Under federal law, a justice is required to “disqualify himself in any proceeding in which his impartiality might reasonably be questioned,” although there is no apparent enforcement mechanism. The statute highlights a family member’s involvement in a case as one of many potential reasons for recusal, but it doesn’t offer an exhaustive definition of this. It states that justices should not hear cases in which they, their spouse, or a “minor child residing” in their household “has a financial interest” or “any other interest that could be substantially affected by the outcome of the proceeding.” It also says that recusal is required when justices, their spouse, “or a person within the third degree of relationship to either of them, or the spouse of such a person” is a “party to the proceeding,” is “acting as lawyer” in the case, is a potential “material witness,” or has an interest known to the justice that stands to be “substantially affected” by the outcome of the dispute.

It’s clear under this law that a justice would be expected to recuse himself if his son were to argue a case before the court, but, as the debate over Clark’s retirement illustrates, it’s less clear if having a family member serving in a prominent role in the executive branch means that a justice would not be able to hear cases involving any part of the administration.

In November 2023, after a series of scandals related to Alito and Thomas taking – and then not disclosing – luxury trips with people involved (or later involved) in Supreme Court cases, the court built on the federal law regarding recusals with a formal code of conduct, which uses much of the same language concerning potential conflicts of interest involving family members.

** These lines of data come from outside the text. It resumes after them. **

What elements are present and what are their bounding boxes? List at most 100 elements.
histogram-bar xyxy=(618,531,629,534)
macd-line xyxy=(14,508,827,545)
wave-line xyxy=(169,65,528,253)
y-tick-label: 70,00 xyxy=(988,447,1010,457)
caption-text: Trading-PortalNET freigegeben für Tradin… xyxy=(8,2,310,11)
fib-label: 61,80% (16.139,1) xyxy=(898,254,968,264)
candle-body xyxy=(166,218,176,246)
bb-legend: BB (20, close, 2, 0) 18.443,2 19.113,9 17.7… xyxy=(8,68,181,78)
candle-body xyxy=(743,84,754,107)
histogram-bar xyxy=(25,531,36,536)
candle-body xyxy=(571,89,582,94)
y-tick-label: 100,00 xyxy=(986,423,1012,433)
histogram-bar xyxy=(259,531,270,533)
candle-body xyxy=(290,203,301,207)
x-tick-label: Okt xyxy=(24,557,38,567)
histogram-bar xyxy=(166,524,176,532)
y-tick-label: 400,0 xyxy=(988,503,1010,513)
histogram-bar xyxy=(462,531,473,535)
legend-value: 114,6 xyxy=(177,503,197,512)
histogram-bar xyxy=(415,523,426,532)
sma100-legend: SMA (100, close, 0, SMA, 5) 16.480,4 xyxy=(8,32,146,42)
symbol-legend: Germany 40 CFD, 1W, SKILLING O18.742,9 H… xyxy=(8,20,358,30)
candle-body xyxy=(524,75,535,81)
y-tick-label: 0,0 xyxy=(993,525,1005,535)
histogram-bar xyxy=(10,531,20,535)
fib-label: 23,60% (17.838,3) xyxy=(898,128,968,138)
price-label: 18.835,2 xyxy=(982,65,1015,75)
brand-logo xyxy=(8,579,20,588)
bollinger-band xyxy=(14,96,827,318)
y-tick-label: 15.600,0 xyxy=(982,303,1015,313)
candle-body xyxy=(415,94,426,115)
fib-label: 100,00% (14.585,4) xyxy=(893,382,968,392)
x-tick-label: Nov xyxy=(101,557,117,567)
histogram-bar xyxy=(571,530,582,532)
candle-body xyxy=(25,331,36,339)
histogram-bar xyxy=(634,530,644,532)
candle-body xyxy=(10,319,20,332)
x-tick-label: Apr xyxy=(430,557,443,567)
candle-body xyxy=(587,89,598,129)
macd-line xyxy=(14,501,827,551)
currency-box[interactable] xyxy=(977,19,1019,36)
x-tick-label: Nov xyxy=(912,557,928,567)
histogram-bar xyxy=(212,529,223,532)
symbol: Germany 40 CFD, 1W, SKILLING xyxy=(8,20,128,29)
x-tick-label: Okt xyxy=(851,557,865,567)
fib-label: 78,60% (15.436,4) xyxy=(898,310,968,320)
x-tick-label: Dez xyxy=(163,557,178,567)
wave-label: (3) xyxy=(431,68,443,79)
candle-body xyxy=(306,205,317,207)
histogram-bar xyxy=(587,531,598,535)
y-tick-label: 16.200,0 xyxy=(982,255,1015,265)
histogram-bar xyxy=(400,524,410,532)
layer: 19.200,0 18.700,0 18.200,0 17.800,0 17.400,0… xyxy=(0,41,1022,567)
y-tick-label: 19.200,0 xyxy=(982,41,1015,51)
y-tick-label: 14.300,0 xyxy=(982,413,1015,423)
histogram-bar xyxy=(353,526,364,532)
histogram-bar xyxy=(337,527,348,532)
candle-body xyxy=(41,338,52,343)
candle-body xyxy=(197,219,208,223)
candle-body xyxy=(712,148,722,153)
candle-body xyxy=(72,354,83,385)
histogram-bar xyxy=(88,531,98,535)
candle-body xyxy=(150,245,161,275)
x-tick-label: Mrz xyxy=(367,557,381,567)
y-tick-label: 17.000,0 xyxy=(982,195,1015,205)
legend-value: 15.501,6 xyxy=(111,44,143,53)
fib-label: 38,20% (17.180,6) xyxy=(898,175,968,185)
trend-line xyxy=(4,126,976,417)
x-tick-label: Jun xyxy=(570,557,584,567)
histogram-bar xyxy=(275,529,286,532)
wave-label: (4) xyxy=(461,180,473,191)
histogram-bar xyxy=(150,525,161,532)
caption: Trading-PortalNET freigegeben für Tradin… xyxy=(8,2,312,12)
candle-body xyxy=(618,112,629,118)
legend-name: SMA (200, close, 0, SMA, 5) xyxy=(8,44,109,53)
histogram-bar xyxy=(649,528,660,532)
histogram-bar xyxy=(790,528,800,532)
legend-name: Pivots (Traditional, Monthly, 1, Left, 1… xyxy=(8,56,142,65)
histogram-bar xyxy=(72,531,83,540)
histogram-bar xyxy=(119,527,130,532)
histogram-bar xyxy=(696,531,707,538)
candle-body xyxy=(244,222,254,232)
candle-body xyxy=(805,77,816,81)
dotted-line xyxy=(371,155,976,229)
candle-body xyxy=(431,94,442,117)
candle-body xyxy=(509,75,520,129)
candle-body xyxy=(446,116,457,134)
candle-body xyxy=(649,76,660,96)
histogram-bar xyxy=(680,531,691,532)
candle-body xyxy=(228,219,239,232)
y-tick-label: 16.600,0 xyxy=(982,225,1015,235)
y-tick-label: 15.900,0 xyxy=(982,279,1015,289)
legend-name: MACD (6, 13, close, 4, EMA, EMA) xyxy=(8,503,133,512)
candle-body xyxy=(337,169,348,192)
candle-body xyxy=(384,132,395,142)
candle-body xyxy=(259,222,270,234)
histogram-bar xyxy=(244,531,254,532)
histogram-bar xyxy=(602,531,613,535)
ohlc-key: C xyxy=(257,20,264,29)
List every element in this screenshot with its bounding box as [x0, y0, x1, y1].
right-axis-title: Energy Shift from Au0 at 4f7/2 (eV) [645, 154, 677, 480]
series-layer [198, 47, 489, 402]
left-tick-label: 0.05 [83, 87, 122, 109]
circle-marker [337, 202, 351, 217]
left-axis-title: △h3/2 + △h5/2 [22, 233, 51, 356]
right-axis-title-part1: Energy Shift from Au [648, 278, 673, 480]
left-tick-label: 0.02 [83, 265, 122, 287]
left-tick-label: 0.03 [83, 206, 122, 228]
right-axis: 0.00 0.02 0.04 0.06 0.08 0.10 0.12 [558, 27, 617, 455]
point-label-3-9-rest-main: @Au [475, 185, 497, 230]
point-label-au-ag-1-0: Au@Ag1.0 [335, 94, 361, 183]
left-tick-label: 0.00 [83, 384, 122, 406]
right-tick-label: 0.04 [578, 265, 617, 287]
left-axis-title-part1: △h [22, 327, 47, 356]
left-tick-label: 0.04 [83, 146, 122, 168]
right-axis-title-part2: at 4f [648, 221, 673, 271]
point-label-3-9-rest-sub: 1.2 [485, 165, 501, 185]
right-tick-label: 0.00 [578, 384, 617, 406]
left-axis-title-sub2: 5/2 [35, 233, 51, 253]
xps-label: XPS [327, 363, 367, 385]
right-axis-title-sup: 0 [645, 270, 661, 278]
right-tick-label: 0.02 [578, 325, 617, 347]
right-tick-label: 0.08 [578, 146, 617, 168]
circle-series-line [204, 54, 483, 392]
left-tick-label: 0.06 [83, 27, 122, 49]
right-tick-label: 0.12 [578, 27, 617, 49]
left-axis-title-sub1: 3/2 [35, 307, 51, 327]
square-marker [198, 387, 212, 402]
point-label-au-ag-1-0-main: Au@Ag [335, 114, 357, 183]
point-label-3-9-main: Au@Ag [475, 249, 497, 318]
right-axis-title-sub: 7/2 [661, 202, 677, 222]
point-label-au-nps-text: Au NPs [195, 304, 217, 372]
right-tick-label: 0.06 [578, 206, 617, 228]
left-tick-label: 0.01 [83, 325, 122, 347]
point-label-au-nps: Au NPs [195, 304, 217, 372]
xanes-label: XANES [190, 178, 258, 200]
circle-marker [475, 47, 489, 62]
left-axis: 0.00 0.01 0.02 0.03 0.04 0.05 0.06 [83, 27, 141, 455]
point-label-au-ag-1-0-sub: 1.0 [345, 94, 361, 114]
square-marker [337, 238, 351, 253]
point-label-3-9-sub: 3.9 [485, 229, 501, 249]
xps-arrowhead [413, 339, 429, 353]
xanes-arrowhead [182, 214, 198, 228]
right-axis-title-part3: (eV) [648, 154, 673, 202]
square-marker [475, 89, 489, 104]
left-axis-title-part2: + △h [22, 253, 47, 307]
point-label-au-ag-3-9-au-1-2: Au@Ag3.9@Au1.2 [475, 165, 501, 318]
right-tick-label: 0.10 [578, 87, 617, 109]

Under the code, justices are required to recuse themselves from “a proceeding in which the Justice’s impartiality might reasonably be questioned.” The code defines this as a situation in which “an unbiased and reasonable person who is aware of all relevant circumstances would doubt that the Justice could fairly discharge his or her duties.”

However, as SCOTUSblog reported when the code of conduct was released, it too “does not provide for any mechanism for its enforcement,” meaning that it is up to the justices to determine what to do when a potential conflict of interest falls into a grey area. And in making that determination, the justices may err on the side of hearing the case, because, as the code says, “[t]he loss of even one Justice may undermine” the court’s work.

In a statement to NOTUS about Philip Alito’s role at the Treasury Department, the Supreme Court’s public information officer, Patricia McCabe, shed some light on how the court has navigated potential ethics issues. Justice Alito did not recuse himself from this term’s tariffs cases, she explained, because Philip Alito “has not worked on any matter related to the tariffs imposed by the federal government.”

In his Bloomberg column, Roth, who has often criticized the court’s approach to recusals, wrote that he understands this decision. “If a case where Phil had direct involvement ever did reach his father’s desk, I’m confident Alito would recuse. Why? Because he’s done it in the past. When Phil was working as an aide on the Senate’s Permanent Subcommittee on Investigations in 2016, one of its subpoenas was challenged all the way to the Supreme Court. As Alito’s colleagues dismissed the challenge, a court order stated that the justice ‘took no part’ in considering it,” Roth said.

In any event, the ongoing debate over justices’ potential conflicts of interest is unlikely to vanish as long as confusion persists over how to apply and enforce the rules for recusal.